This says that requirements.txt depends on requirements.in and the commands below the "target" line are the commands to run whenever requirements.txt is older than requirements.in and we run Make.

Now, if I run make requirements.txt it will run the commands below the "target" line. In this case, it will run pip-compile to generate requirements.txt from requirements.in.

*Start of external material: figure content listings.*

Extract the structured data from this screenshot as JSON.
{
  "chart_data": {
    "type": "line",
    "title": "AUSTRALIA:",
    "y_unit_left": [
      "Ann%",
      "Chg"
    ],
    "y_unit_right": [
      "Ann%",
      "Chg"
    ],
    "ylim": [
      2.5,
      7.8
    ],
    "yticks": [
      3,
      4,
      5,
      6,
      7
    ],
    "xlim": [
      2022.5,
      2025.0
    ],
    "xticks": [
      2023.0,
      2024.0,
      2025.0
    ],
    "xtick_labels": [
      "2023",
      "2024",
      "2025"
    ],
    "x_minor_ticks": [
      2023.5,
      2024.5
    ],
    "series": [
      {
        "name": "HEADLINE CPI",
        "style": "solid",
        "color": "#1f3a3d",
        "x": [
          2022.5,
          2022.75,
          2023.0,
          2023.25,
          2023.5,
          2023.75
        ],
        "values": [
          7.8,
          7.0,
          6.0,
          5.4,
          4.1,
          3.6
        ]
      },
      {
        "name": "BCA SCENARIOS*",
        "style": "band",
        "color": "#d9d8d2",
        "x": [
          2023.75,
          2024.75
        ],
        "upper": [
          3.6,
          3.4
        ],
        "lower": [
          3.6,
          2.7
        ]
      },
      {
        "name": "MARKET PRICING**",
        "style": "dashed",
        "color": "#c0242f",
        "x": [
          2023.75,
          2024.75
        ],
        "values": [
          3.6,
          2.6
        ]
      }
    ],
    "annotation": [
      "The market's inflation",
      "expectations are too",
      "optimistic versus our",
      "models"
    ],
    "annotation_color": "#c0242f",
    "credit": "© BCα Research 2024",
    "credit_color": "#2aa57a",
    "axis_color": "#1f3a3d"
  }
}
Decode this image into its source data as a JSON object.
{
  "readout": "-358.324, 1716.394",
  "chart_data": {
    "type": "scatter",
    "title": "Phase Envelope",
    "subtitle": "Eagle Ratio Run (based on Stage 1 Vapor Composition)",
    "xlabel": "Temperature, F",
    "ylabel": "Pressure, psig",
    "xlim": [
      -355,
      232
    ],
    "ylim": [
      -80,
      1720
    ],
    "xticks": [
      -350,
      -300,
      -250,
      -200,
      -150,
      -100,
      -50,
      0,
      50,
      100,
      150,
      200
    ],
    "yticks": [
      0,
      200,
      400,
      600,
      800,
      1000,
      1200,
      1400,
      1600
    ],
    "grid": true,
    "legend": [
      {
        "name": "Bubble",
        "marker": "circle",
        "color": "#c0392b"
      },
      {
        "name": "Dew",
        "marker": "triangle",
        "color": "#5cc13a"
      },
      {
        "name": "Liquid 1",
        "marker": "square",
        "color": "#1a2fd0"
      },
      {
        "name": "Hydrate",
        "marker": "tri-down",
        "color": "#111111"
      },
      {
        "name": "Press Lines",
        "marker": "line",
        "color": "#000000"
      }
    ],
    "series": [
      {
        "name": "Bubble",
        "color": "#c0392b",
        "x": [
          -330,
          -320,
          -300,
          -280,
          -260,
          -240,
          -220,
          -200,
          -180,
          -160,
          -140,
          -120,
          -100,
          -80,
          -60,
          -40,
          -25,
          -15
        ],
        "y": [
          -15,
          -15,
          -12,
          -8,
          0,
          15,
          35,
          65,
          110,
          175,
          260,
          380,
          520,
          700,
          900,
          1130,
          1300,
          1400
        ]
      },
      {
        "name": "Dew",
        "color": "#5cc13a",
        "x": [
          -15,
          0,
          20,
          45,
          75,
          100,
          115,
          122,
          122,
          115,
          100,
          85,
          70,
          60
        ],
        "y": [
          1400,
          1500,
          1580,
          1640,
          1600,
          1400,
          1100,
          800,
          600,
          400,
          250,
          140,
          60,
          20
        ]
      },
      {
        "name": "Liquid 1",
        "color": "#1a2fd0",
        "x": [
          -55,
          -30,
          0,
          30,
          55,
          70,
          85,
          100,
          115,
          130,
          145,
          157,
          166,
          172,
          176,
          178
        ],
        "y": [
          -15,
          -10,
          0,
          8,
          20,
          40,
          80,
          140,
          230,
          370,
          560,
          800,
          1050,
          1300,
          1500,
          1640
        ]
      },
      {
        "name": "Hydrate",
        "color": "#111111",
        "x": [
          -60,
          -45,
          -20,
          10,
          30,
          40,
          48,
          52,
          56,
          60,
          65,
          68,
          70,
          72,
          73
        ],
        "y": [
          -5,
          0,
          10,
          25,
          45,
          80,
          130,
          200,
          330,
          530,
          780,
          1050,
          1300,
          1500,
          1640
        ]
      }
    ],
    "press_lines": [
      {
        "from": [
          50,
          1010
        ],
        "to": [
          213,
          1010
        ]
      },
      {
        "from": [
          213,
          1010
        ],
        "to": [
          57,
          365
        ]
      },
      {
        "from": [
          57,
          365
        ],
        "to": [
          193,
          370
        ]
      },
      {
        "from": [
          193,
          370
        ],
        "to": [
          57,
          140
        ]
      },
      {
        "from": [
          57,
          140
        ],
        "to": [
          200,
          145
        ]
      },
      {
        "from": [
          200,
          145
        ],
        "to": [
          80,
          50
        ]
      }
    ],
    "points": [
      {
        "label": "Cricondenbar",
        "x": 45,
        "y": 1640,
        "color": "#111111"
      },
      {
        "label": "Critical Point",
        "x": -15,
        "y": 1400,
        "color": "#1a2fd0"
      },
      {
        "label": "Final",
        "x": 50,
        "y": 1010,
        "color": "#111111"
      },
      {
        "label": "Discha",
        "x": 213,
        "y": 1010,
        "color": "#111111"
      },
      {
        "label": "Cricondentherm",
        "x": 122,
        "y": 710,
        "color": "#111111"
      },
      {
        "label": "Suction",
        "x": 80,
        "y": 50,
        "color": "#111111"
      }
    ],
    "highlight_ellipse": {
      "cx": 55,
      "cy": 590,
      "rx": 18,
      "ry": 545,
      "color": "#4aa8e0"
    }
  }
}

The next dependency is between requirements.txt and our virtual environment. We want to make sure that our virtual environment is up to date with the packages in requirements.txt. We can do this by specifying a dependency between requirements.txt and the virtual environment. To do this, we need a way to track if our virtual environment has changed. This is a tiny bit of a hack, but what I do is create what is known as a touchfile within my virtual environment folder (.venv). It is a trick I picked up from a Stack Overflow post many moons ago. The touchfile is a file that has its modification time updated whenever the virtual environment is updated. My Make recipe checks the modification time of the touchfile and if it is older than requirements.txt then it will run the commands below the "target" line. In this case, it will run pip-sync to update the virtual environment with the packages in requirements.txt.

Here is the recipe:

.venv/touchfile: requirements.txt
	$(VENV); pip-sync
	touch .venv/touchfile

This says that .venv/touchfile is a target that depends on requirements.txt. If requirements.txt changes, then we run pip-sync to update the virtual environment and mark it as up-to-date by "touching" the touchfile. (In Unix, the touch command updates the timestamp of a file, or creates it if it doesn't exist.)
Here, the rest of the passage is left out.